Sekali lagi, “drama gila” politik di Indonesia membuktikan bahwa politik itu (meskipun tidak seluruhnya) busuk dan kotor. Celakanya, “teori” atau asumsi bahwa politik busuk dan kotor itu hanya berlaku di Indonesia, tidak di negara lain.
Siapa yang membuat kotor dan busuk? Siapa lagi kalau bukan partai yang dalam bahasa Inggris ditulis dengan party. Asal usul kata “party” sendiri adalah “part” yang bermakna bagian terpisah (baca: pecah).

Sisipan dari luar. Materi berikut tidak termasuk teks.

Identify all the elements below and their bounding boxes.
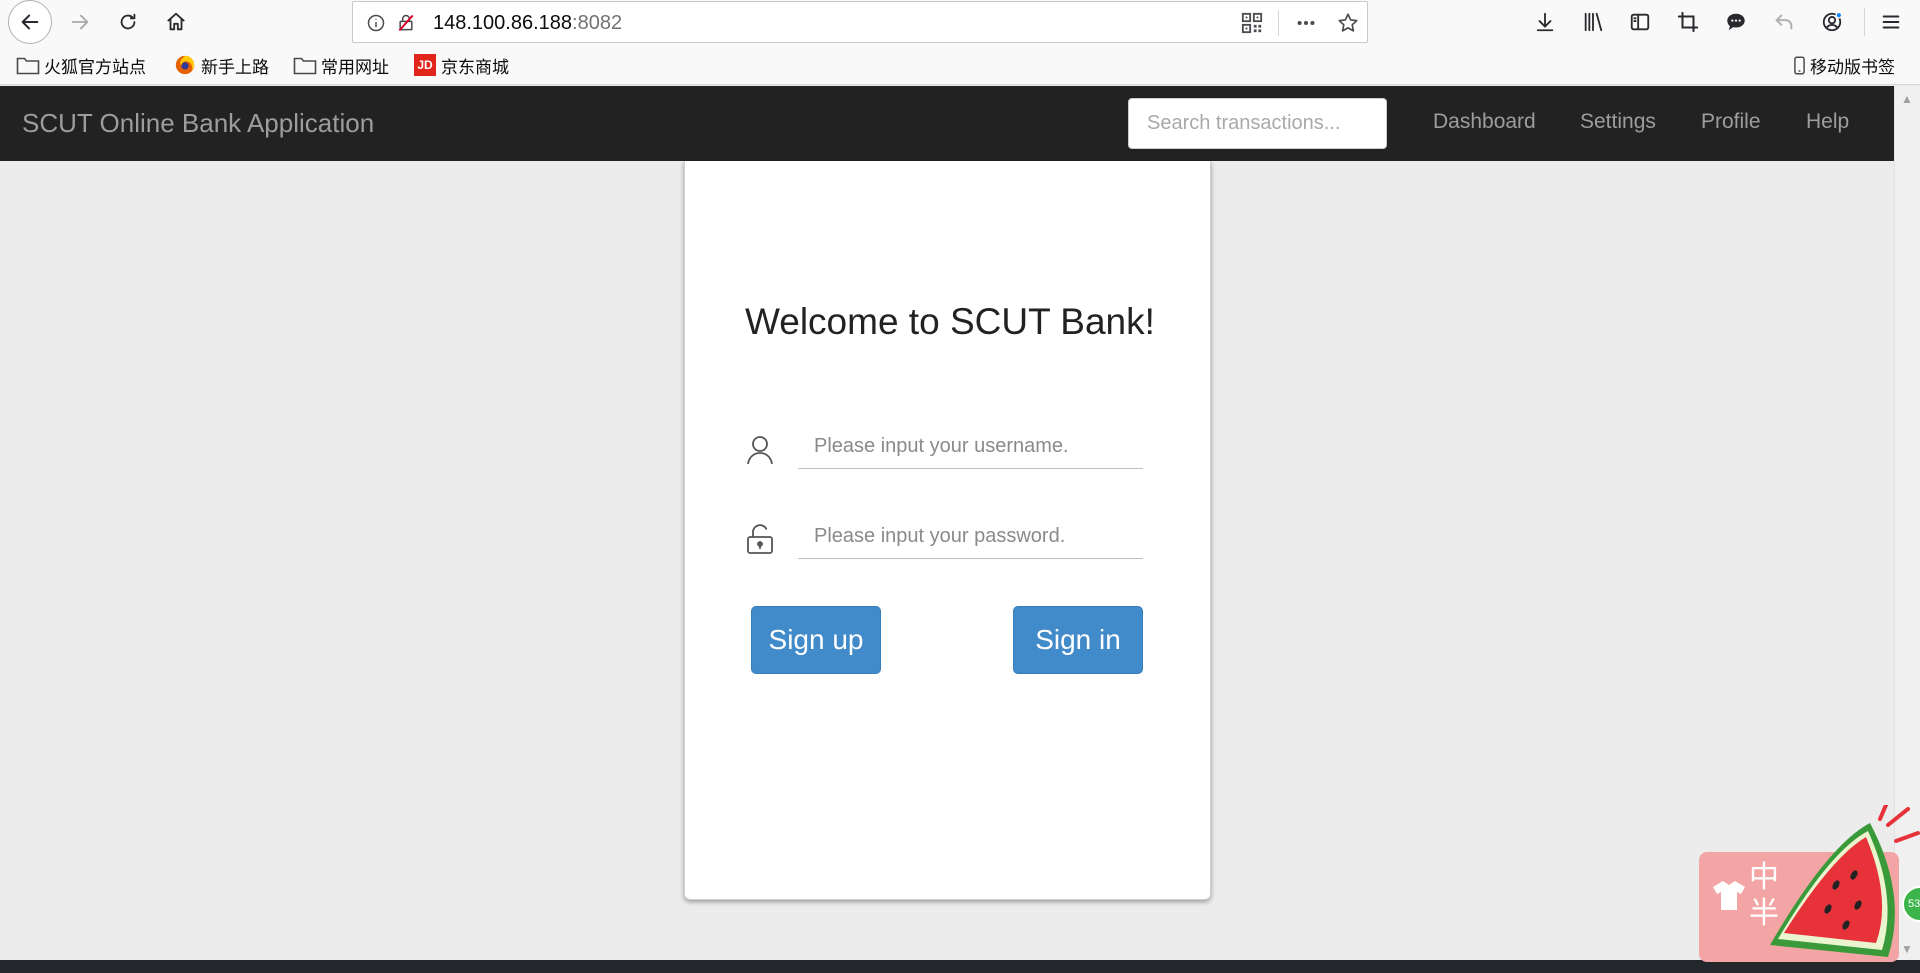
- insecure-lock-icon[interactable]: [395, 12, 417, 34]
- bookmark-label: 常用网址: [321, 57, 389, 77]
- hamburger-menu-icon: [1882, 15, 1900, 29]
- url-port: :8082: [572, 12, 623, 34]
- undo-button[interactable]: [1766, 4, 1802, 40]
- os-taskbar: [0, 960, 1920, 973]
- jd-logo: JD: [414, 54, 436, 76]
- toolbar-divider: [1864, 8, 1865, 36]
- urlbar-divider: [1278, 10, 1279, 36]
- qr-code-icon[interactable]: [1241, 12, 1263, 34]
- bookmark-label: 火狐官方站点: [44, 57, 146, 77]
- account-icon: [1822, 11, 1843, 32]
- mobile-bookmarks[interactable]: 移动版书签: [1792, 54, 1895, 77]
- download-icon: [1536, 12, 1554, 32]
- chat-bubble-icon: [1727, 13, 1745, 31]
- login-card: Welcome to SCUT Bank! Sign up Sign in: [684, 161, 1211, 900]
- undo-icon: [1775, 14, 1793, 30]
- info-icon[interactable]: [365, 12, 387, 34]
- crop-icon: [1677, 11, 1699, 33]
- menu-button[interactable]: [1873, 4, 1909, 40]
- library-button[interactable]: [1575, 4, 1611, 40]
- search-transactions-input[interactable]: [1128, 98, 1387, 149]
- bookmark-jd-mall[interactable]: JD 京东商城: [413, 54, 509, 77]
- bookmarks-toolbar: 火狐官方站点 新手上路 常用网址 JD 京东商城 移动版书签: [0, 44, 1920, 85]
- app-navbar: SCUT Online Bank Application Dashboard S…: [0, 86, 1894, 161]
- url-host: 148.100.86.188: [433, 12, 573, 34]
- nav-link-dashboard[interactable]: Dashboard: [1433, 110, 1536, 134]
- unlock-icon: [745, 523, 775, 555]
- arrow-right-icon: [71, 14, 89, 30]
- jd-icon: JD: [413, 54, 437, 76]
- bookmark-label: 移动版书签: [1810, 57, 1895, 77]
- nav-link-settings[interactable]: Settings: [1580, 110, 1656, 134]
- library-icon: [1584, 12, 1603, 32]
- watermelon-icon[interactable]: [1758, 805, 1920, 965]
- phone-icon: [1792, 54, 1806, 76]
- welcome-heading: Welcome to SCUT Bank!: [745, 301, 1155, 342]
- nav-link-help[interactable]: Help: [1806, 110, 1849, 134]
- nav-link-profile[interactable]: Profile: [1701, 110, 1761, 134]
- bookmark-common-sites[interactable]: 常用网址: [293, 54, 389, 77]
- bookmark-firefox-site[interactable]: 火狐官方站点: [16, 54, 146, 77]
- username-input[interactable]: [798, 425, 1143, 469]
- forward-button[interactable]: [62, 4, 98, 40]
- bookmark-label: 新手上路: [201, 57, 269, 77]
- user-icon: [745, 434, 775, 466]
- bookmark-star-icon[interactable]: [1337, 12, 1359, 34]
- folder-icon: [293, 54, 317, 76]
- downloads-button[interactable]: [1527, 4, 1563, 40]
- sidebar-icon: [1630, 13, 1650, 31]
- reload-icon: [120, 13, 136, 30]
- bookmark-label: 京东商城: [441, 57, 509, 77]
- url-text[interactable]: 148.100.86.188:8082: [433, 12, 622, 35]
- folder-icon: [16, 54, 40, 76]
- back-button[interactable]: [8, 0, 52, 44]
- scroll-up-icon[interactable]: ▲: [1901, 92, 1913, 106]
- tshirt-icon[interactable]: [1711, 878, 1747, 912]
- home-icon: [167, 12, 185, 31]
- password-input[interactable]: [798, 515, 1143, 559]
- url-bar[interactable]: 148.100.86.188:8082: [352, 1, 1368, 43]
- sidebar-button[interactable]: [1622, 4, 1658, 40]
- firefox-icon: [173, 54, 197, 76]
- reload-button[interactable]: [110, 4, 146, 40]
- home-button[interactable]: [158, 4, 194, 40]
- sign-in-button[interactable]: Sign in: [1013, 606, 1143, 674]
- browser-toolbar: 148.100.86.188:8082: [0, 0, 1920, 44]
- screenshot-button[interactable]: [1670, 4, 1706, 40]
- page-actions-icon[interactable]: [1295, 12, 1317, 34]
- brand-title[interactable]: SCUT Online Bank Application: [22, 108, 374, 139]
- sign-up-button[interactable]: Sign up: [751, 606, 881, 674]
- bookmark-getting-started[interactable]: 新手上路: [173, 54, 269, 77]
- arrow-left-icon: [21, 14, 39, 30]
- chat-button[interactable]: [1718, 4, 1754, 40]
- account-button[interactable]: [1814, 4, 1850, 40]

Partai politik di Indonesia telah membuktikannya. Dua belas parpol yang tempo hari ikut pemilu telah membelah diri menjadi dua kubu besar yang mengerucut menjadi KMP dan KIH (Koalisi Indonesia Hebat).
Seorang teman bertanya kepada saya, bisakah negara ini eksis tanpa partai? Bisakah anggota masyarakat ikut pemilihan anggota DPR tanpa harus lewat partai? Bisakah tokoh publik menjadi gubernur, bupati dan wali kota tanpa melalui parpol?
Dia mengajukan pertanyaan-pertanyaan itu, sebab ia tidak tahu siapa itu Setya Novanto, sebab ia merasa tidak pernah merasa memilih orang dekat Aburizal Bakrie ini, tapi tahu-tahu kok jadi anggota DPR dan menjadi pula ketua DPR.
Saya bingung ditanya seperti itu, tapi siapa tahu, Anda bisa membantu saya menjawab?[]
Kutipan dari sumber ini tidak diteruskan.